I start by matching the method to the endpoint type, study design, and question being asked. For example, continuous outcomes may call for ANCOVA or mixed models, binary outcomes may need logistic regression, and time-to-event outcomes may require survival methods such as Kaplan-Meier estimates and Cox models. But I do not stop at the endpoint label. I look at distributional assumptions, censoring patterns, repeated measurements, and whether treatment effects may vary over time. I also consider how interpretable the output will be for clinical teams and regulators. If several methods are reasonable, I usually prioritize the one that best reflects the study design and has the clearest assumption structure, then plan sensitivity analyses to check robustness. I like methods that are statistically sound and operationally practical. In biostatistics, the best method is rarely the most complex one; it is the one that answers the question faithfully and can stand up to scrutiny.

Question 8

Difficulty: easy

How do you handle tight deadlines when multiple study deliverables are due at the same time?

Sample answer

I handle deadline pressure by being very intentional about prioritization and communication. First I identify which deliverables are truly critical path items, such as outputs tied to a database lock, a CSR deadline, or an interim analysis. Then I break the work into smaller tasks so I can see what can be done in parallel and what depends on other teams. I communicate early if I see a conflict, because waiting until the last minute usually creates more problems than it solves. When necessary, I’ll also distinguish between items that need to be perfect and items that can be drafted for review with minor follow-up later. I’m comfortable asking for clarification or negotiating sequence when priorities compete. I think strong biostatisticians do more than analyze data; they help keep the project moving without compromising quality. That means staying organized, being transparent about risks, and protecting the work that has the biggest impact on study decisions.

Question 9

Difficulty: hard

How would you evaluate whether a treatment effect differs across subgroups?

Sample answer

I would approach subgroup analysis cautiously and systematically. First I would confirm that the subgroup definitions are pre-specified or clinically justified, because data-driven subgroup fishing can be misleading. Then I would test for interaction rather than just comparing p-values within each subgroup, since an apparent difference in significance does not necessarily mean there is a real treatment-by-subgroup effect.

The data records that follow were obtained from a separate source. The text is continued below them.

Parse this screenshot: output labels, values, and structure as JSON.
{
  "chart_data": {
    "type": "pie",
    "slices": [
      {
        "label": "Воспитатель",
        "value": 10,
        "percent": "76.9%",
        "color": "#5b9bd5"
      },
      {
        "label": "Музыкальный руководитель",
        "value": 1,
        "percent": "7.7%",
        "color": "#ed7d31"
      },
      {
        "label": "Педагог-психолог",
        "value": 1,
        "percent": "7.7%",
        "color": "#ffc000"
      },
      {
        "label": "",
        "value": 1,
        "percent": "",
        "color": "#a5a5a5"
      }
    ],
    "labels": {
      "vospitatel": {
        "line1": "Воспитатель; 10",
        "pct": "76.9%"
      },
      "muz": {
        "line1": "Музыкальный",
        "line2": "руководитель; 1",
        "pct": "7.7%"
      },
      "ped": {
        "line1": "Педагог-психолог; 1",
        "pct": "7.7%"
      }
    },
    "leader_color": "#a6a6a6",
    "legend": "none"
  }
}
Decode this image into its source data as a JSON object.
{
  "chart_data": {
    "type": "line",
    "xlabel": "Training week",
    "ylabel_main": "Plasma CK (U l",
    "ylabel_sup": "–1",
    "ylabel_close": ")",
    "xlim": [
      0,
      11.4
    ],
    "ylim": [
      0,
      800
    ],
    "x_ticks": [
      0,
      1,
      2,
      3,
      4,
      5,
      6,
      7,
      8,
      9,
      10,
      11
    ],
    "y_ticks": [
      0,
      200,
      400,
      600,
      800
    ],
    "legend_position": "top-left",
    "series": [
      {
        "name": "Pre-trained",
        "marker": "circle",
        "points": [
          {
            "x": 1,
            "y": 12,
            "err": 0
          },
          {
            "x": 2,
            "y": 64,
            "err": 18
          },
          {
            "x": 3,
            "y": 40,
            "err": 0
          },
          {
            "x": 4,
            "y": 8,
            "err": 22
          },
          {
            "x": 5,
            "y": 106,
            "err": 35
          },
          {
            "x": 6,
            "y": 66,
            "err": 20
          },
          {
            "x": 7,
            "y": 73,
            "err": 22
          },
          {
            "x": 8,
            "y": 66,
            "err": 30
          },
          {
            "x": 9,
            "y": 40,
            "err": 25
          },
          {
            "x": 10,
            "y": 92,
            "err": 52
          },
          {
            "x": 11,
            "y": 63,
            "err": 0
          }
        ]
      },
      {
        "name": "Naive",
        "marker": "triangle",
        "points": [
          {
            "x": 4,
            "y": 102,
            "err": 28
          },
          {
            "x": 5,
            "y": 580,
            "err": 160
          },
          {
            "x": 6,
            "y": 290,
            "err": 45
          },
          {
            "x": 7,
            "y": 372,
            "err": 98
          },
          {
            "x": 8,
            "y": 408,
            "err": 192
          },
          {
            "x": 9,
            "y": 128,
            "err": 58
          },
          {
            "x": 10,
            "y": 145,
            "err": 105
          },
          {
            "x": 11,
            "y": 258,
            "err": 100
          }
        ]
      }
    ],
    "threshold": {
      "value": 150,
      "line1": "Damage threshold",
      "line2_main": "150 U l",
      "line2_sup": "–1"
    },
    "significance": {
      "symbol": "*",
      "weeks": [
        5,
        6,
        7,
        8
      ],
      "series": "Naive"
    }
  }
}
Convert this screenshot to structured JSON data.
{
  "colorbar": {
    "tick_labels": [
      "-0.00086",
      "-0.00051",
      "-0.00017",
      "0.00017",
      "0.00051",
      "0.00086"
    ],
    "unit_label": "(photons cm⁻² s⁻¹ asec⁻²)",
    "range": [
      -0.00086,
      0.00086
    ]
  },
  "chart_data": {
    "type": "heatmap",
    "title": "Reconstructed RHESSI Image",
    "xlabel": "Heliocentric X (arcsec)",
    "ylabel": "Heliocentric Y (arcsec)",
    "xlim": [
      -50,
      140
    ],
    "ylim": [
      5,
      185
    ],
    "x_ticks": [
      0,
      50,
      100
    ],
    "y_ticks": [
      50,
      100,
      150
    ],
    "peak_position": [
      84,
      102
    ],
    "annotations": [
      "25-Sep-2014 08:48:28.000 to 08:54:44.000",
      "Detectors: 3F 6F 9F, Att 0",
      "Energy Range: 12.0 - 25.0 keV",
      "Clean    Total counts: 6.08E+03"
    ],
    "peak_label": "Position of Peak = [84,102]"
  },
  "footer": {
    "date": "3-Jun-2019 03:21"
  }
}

I would also look at sample sizes, balance across groups, and confidence intervals to understand how stable the estimates are. If the analysis is exploratory, I would say so clearly and avoid over-interpreting the results. I like to present subgroup findings in a way that highlights uncertainty, not just point estimates. In some studies, subgroup work can be very helpful for hypothesis generation or understanding heterogeneity of response, but it should never replace the primary analysis. My standard is to keep the analysis scientifically useful while avoiding conclusions the data cannot support.

Question 10

Difficulty: easy

Why do you want to work as a biostatistician, and what makes you effective in this role?

Sample answer

I like biostatistics because it sits at the intersection of science, evidence, and real-world decisions. The work matters: a well-designed analysis can influence whether a treatment moves forward, how safety is understood, and what questions get asked next. What I enjoy most is taking a messy scientific question and turning it into an analysis that is rigorous, transparent, and useful to a broader team. I think I’m effective in this role because I combine technical discipline with practical communication. I pay attention to details, but I also keep the bigger picture in mind so the analysis stays aligned with the study objective. I’m comfortable working with clinical, data management, and programming colleagues, and I try to be someone who solves problems rather than just identifies them. For me, being a strong biostatistician means producing accurate results and helping the team make confident decisions based on those results.